運動すれば痩せられる――。多くの人が信じているその考えは、根本的に間違っているという。「タイム」誌やBBC、ニューヨーク・タイムズで取り上げられ、大きな話題を呼んだダイエットの真実を紹介。私たちが痩せるために本当に取り組むべきこととは?※本稿は、ハーマン・ポンツァー/小巻靖子(訳)『運動しても痩せないのはなぜか:代謝の最新科学が示す「それでも運動すべき理由」』(草思社)の一部を抜粋・編集したものです。

運動しても痩せないのはなぜか

 私たちの代謝エンジンは1日のカロリー消費量を摂取量に、そして摂取量を消費量に合わせるよう見事に調整されている(カロリーの消費量を手に入れられる食物の量に合わせるのである)。1日のカロリー消費量の増加が一時的なものであっても、カロリーの摂取量はそれに合わせて増える。カロリーを余分に燃やせば、余分に食べるのだ。

 たとえば、1990年代後半にアメリカで行われた研究、ミッドウエスト・エクササイズ・トライアル1を見てみよう。

 これは活動レベルが低く体重過多の若い成人を対象にした研究で、被験者は無作為に運動グループと対照群に分けられた。運動グループは週に2000キロカロリーの消費(20マイル〈32キロメートル〉のランニングに相当)を目標に運動を16カ月続けた。1週間に2000キロカロリーで16カ月なら、体重は40ポンド(約20キロ)減るはずだ。

 ところが男性は10ポンド(約5キロ)の減少にとどまり、体重の減少が見られたのはほとんどの場合、最初の9カ月間だけだった。それ以降は、運動は続けていたが体重は減らなかった。それは気の毒だと思うなら、運動グループの女性を見てほしい。体重はまったく減らなかったのだ。指導を受けながら激しい運動を16カ月続けたのに、体重は実験初日と同じだった。16カ月間、何も運動をしなかった対照群の女性は2ポンド(1キロ)ほど太るケースが多かったので、多分、いくらかの慰めにはなっただろう。

 この結果に失望した研究者は、さらに激しい運動を盛り込んだミッドウエスト2を実施した。
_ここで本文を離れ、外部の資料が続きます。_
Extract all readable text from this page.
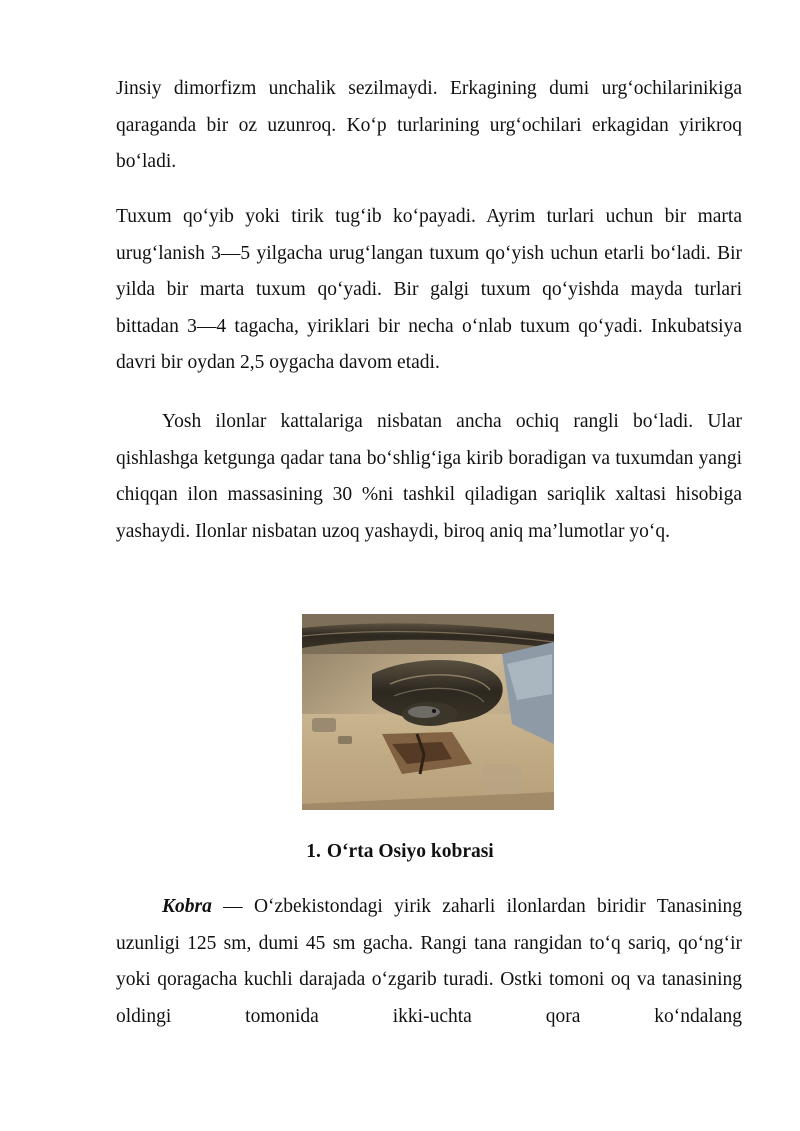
Jinsiy dimorfizm unchalik sezilmaydi. Erkagining dumi urg‘ochilarinikiga qaraganda bir oz uzunroq. Ko‘p turlarining urg‘ochilari erkagidan yirikroq bo‘ladi.

Tuxum qo‘yib yoki tirik tug‘ib ko‘payadi. Ayrim turlari uchun bir marta urug‘lanish 3—5 yilgacha urug‘langan tuxum qo‘yish uchun etarli bo‘ladi. Bir yilda bir marta tuxum qo‘yadi. Bir galgi tuxum qo‘yishda mayda turlari bittadan 3—4 tagacha, yiriklari bir necha o‘nlab tuxum qo‘yadi. Inkubatsiya davri bir oydan 2,5 oygacha davom etadi.

Yosh ilonlar kattalariga nisbatan ancha ochiq rangli bo‘ladi. Ular qishlashga ketgunga qadar tana bo‘shlig‘iga kirib boradigan va tuxumdan yangi chiqqan ilon massasining 30 %ni tashkil qiladigan sariqlik xaltasi hisobiga yashaydi. Ilonlar nisbatan uzoq yashaydi, biroq aniq ma’lumotlar yo‘q.

1. O‘rta Osiyo kobrasi

Kobra — O‘zbekistondagi yirik zaharli ilonlardan biridir Tanasining uzunligi 125 sm, dumi 45 sm gacha. Rangi tana rangidan to‘q sariq, qo‘ng‘ir yoki qoragacha kuchli darajada o‘zgarib turadi. Ostki tomoni oq va tanasining oldingi tomonida ikki-uchta qora ko‘ndalang
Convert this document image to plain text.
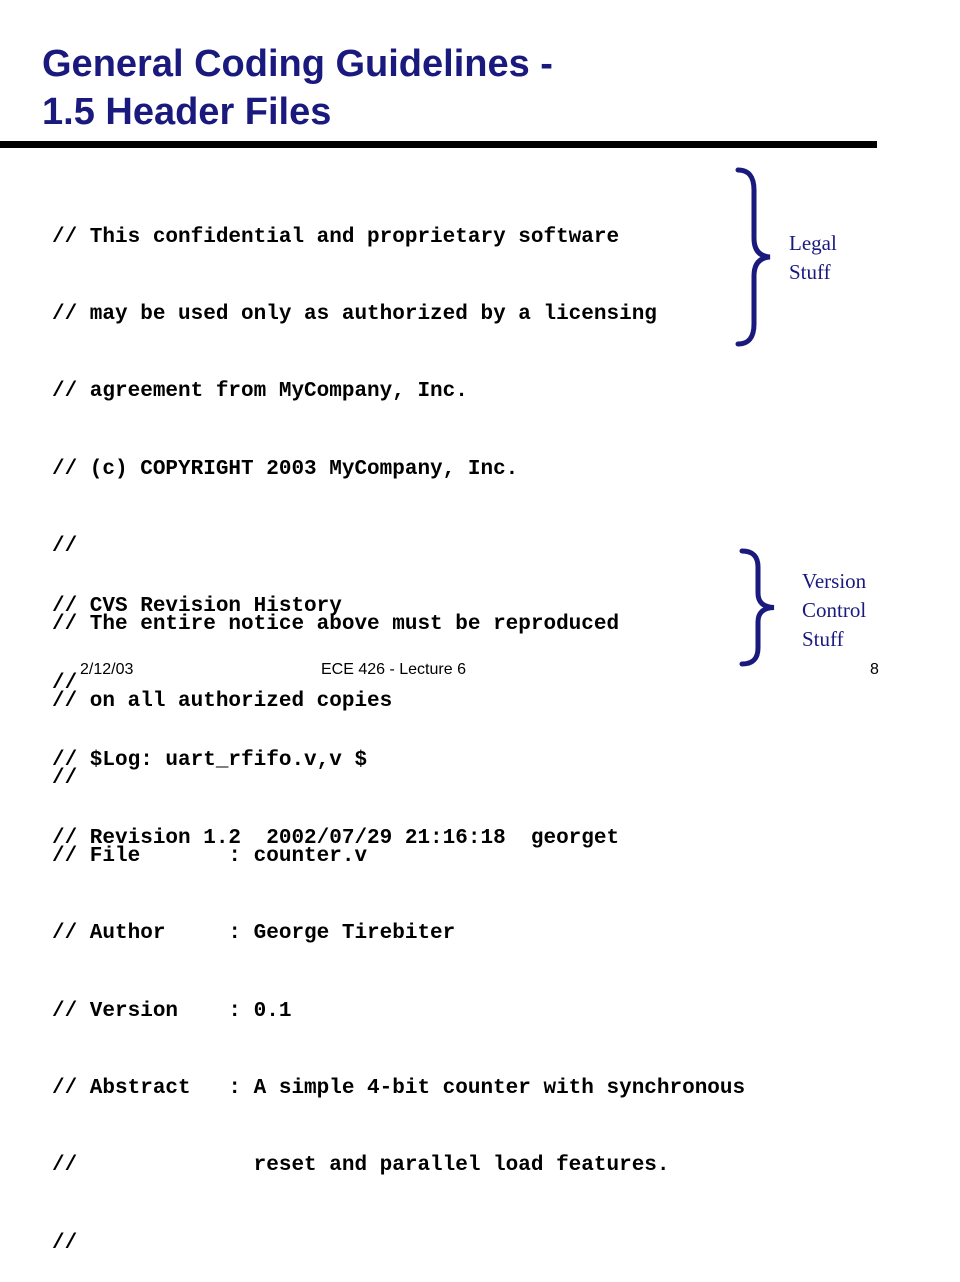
General Coding Guidelines -
1.5 Header Files

// This confidential and proprietary software

// may be used only as authorized by a licensing

// agreement from MyCompany, Inc.

// (c) COPYRIGHT 2003 MyCompany, Inc.

//

// The entire notice above must be reproduced

// on all authorized copies

//

// File       : counter.v

// Author     : George Tirebiter

// Version    : 0.1

// Abstract   : A simple 4-bit counter with synchronous

//              reset and parallel load features.

//

// CVS Revision History

//

// $Log: uart_rfifo.v,v $

// Revision 1.2  2002/07/29 21:16:18  georget

Legal
Stuff
Version
Control
Stuff
2/12/03	ECE 426 - Lecture 6	8
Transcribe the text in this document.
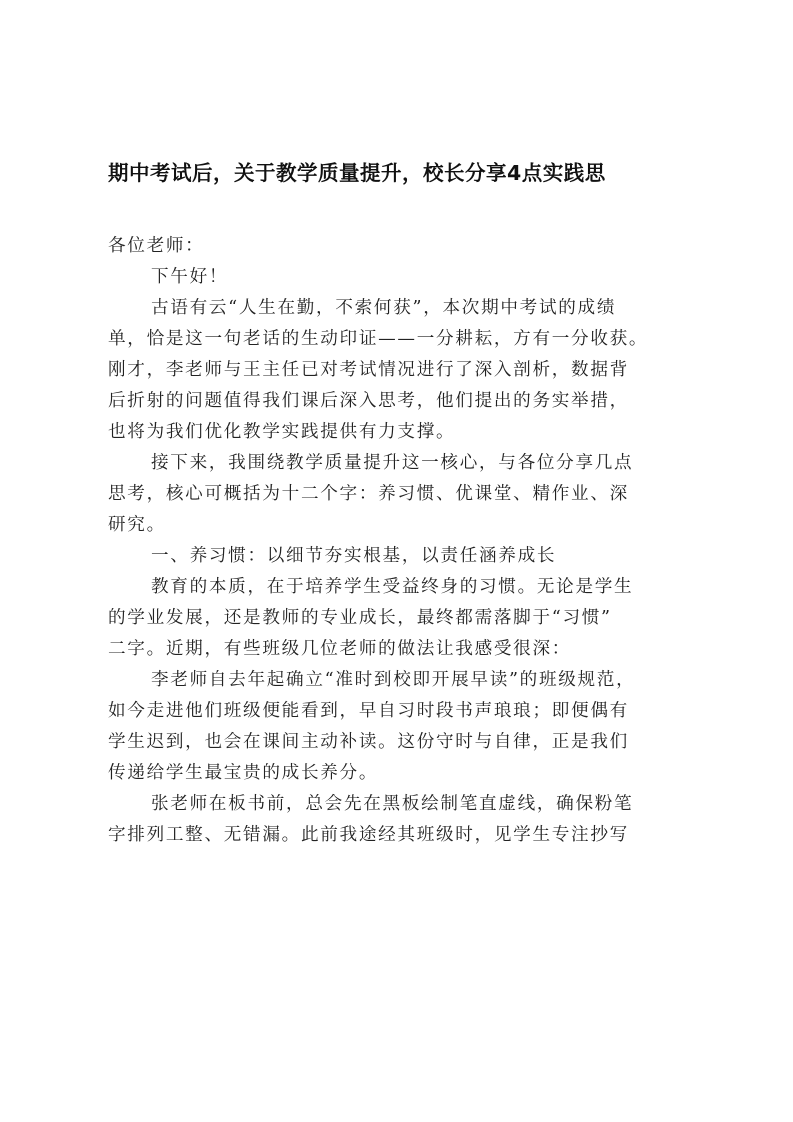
期中考试后，关于教学质量提升，校长分享4点实践思
各位老师：
下午好！
古语有云“人生在勤，不索何获”，本次期中考试的成绩
单，恰是这一句老话的生动印证——一分耕耘，方有一分收获。
刚才，李老师与王主任已对考试情况进行了深入剖析，数据背
后折射的问题值得我们课后深入思考，他们提出的务实举措，
也将为我们优化教学实践提供有力支撑。
接下来，我围绕教学质量提升这一核心，与各位分享几点
思考，核心可概括为十二个字：养习惯、优课堂、精作业、深
研究。
一、养习惯：以细节夯实根基，以责任涵养成长
教育的本质，在于培养学生受益终身的习惯。无论是学生
的学业发展，还是教师的专业成长，最终都需落脚于“习惯”
二字。近期，有些班级几位老师的做法让我感受很深：
李老师自去年起确立“准时到校即开展早读”的班级规范，
如今走进他们班级便能看到，早自习时段书声琅琅；即便偶有
学生迟到，也会在课间主动补读。这份守时与自律，正是我们
传递给学生最宝贵的成长养分。
张老师在板书前，总会先在黑板绘制笔直虚线，确保粉笔
字排列工整、无错漏。此前我途经其班级时，见学生专注抄写
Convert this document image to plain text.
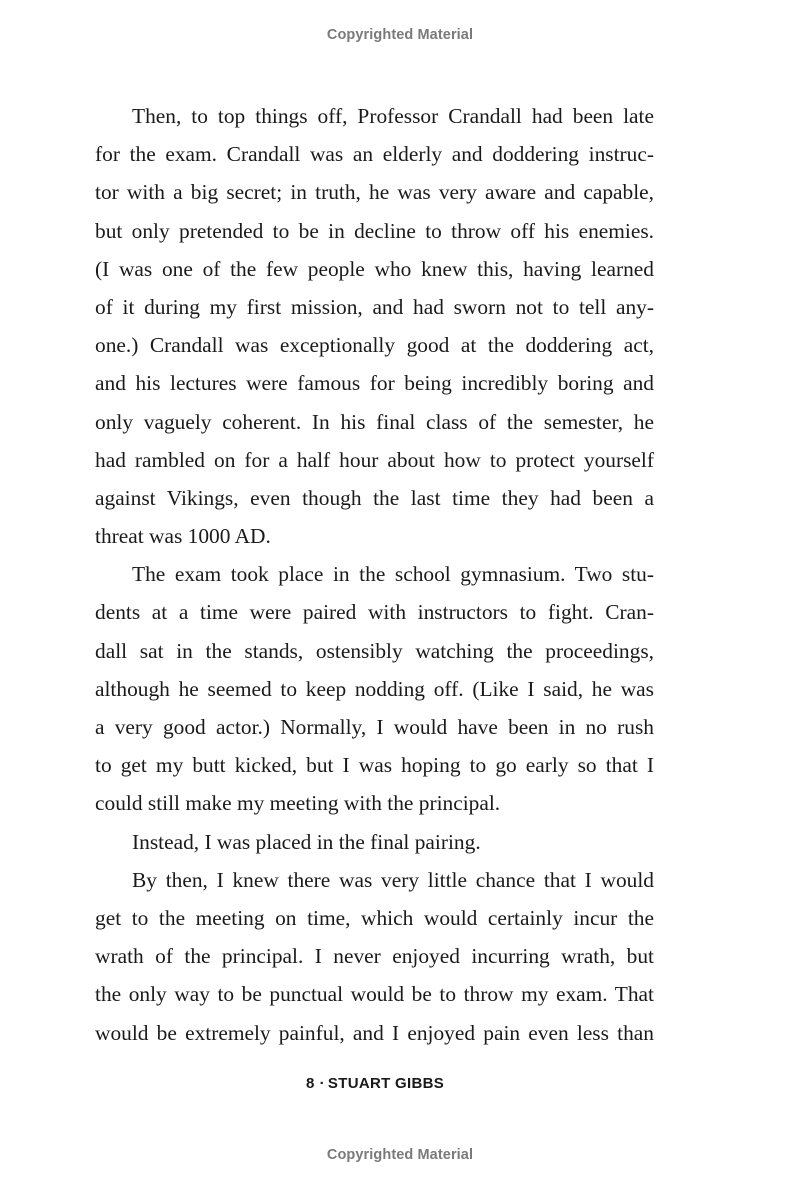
Copyrighted Material
Then, to top things off, Professor Crandall had been late
for the exam. Crandall was an elderly and doddering instruc-
tor with a big secret; in truth, he was very aware and capable,
but only pretended to be in decline to throw off his enemies.
(I was one of the few people who knew this, having learned
of it during my first mission, and had sworn not to tell any-
one.) Crandall was exceptionally good at the doddering act,
and his lectures were famous for being incredibly boring and
only vaguely coherent. In his final class of the semester, he
had rambled on for a half hour about how to protect yourself
against Vikings, even though the last time they had been a
threat was 1000 AD.
The exam took place in the school gymnasium. Two stu-
dents at a time were paired with instructors to fight. Cran-
dall sat in the stands, ostensibly watching the proceedings,
although he seemed to keep nodding off. (Like I said, he was
a very good actor.) Normally, I would have been in no rush
to get my butt kicked, but I was hoping to go early so that I
could still make my meeting with the principal.
Instead, I was placed in the final pairing.
By then, I knew there was very little chance that I would
get to the meeting on time, which would certainly incur the
wrath of the principal. I never enjoyed incurring wrath, but
the only way to be punctual would be to throw my exam. That
would be extremely painful, and I enjoyed pain even less than
8 · STUART GIBBS
Copyrighted Material
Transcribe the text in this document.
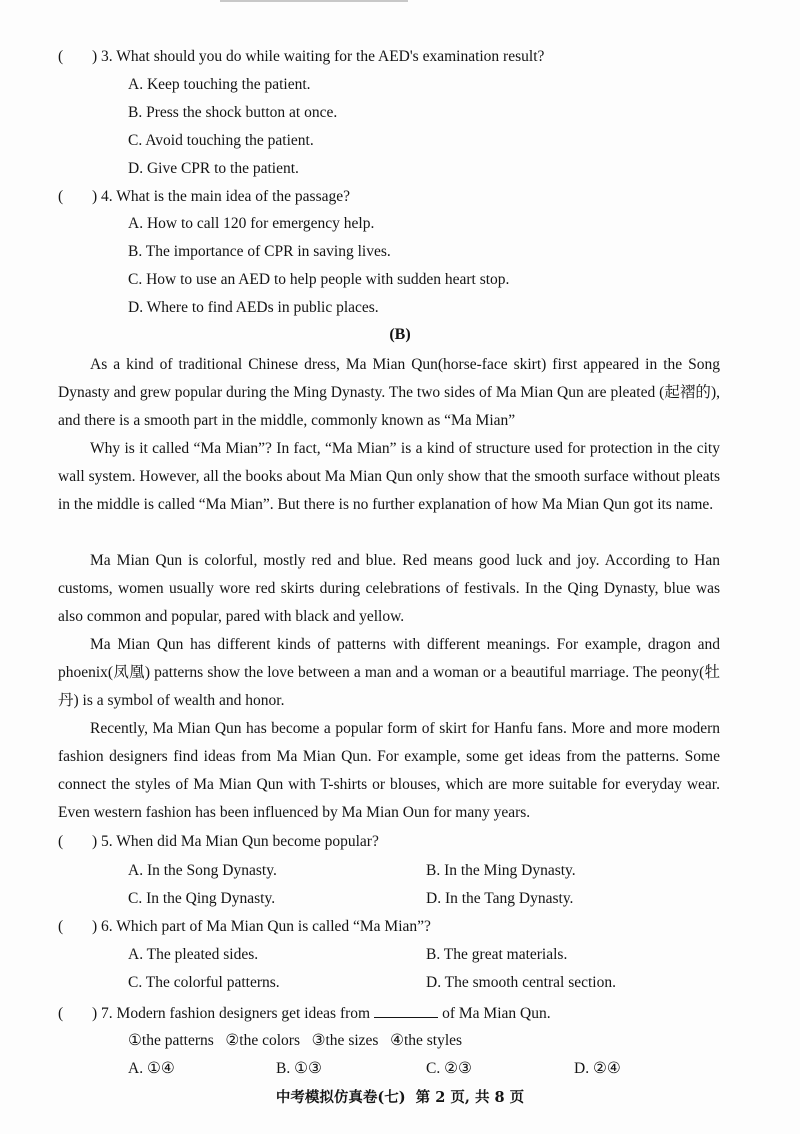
( ) 3. What should you do while waiting for the AED's examination result?
A. Keep touching the patient.
B. Press the shock button at once.
C. Avoid touching the patient.
D. Give CPR to the patient.
( ) 4. What is the main idea of the passage?
A. How to call 120 for emergency help.
B. The importance of CPR in saving lives.
C. How to use an AED to help people with sudden heart stop.
D. Where to find AEDs in public places.
(B)
As a kind of traditional Chinese dress, Ma Mian Qun(horse-face skirt) first appeared in the Song Dynasty and grew popular during the Ming Dynasty. The two sides of Ma Mian Qun are pleated (起褶的), and there is a smooth part in the middle, commonly known as “Ma Mian”
Why is it called “Ma Mian”? In fact, “Ma Mian” is a kind of structure used for protection in the city wall system. However, all the books about Ma Mian Qun only show that the smooth surface without pleats in the middle is called “Ma Mian”. But there is no further explanation of how Ma Mian Qun got its name.
Ma Mian Qun is colorful, mostly red and blue. Red means good luck and joy. According to Han customs, women usually wore red skirts during celebrations of festivals. In the Qing Dynasty, blue was also common and popular, pared with black and yellow.
Ma Mian Qun has different kinds of patterns with different meanings. For example, dragon and phoenix(凤凰) patterns show the love between a man and a woman or a beautiful marriage. The peony(牡丹) is a symbol of wealth and honor.
Recently, Ma Mian Qun has become a popular form of skirt for Hanfu fans. More and more modern fashion designers find ideas from Ma Mian Qun. For example, some get ideas from the patterns. Some connect the styles of Ma Mian Qun with T-shirts or blouses, which are more suitable for everyday wear. Even western fashion has been influenced by Ma Mian Oun for many years.
( ) 5. When did Ma Mian Qun become popular?
A. In the Song Dynasty.	B. In the Ming Dynasty.
C. In the Qing Dynasty.	D. In the Tang Dynasty.
( ) 6. Which part of Ma Mian Qun is called “Ma Mian”?
A. The pleated sides.	B. The great materials.
C. The colorful patterns.	D. The smooth central section.
( ) 7. Modern fashion designers get ideas from	of Ma Mian Qun.
①the patterns   ②the colors   ③the sizes   ④the styles
A. ①④	B. ①③	C. ②③	D. ②④
中考模拟仿真卷(七)  第 2 页, 共 8 页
 被験者は週に2000または3000キロカロリーを消費する運動を指導下で行うよう課された。これはたいへんな量で、体重150ポンド(約68キロ)の人が1週間に20マイル(約32キロメートル)、または30マイル(約48キロメートル)走るのに等しい。

 10カ月に及ぶこの研究に最後までついていけたのは被験者のわずか64%だった。おそらく運動がきつすぎたのだろう。この64%の人々の1日のカロリー消費量は平均220キロカロリー増えた。運動量からは285~430キロカロリーの増加が予想されていたが、それよりはるかに少ない。

 減量幅は平均約10ポンド(約5キロ)で、もっと運動量の少なかったミッドウエスト1の男性と変わらない。また、2000キロカロリーのグループと3000キロカロリーのグループを比較しても、減量幅の平均値に違いはなかった。運動しても減量効果はほとんどないことがここでも示された。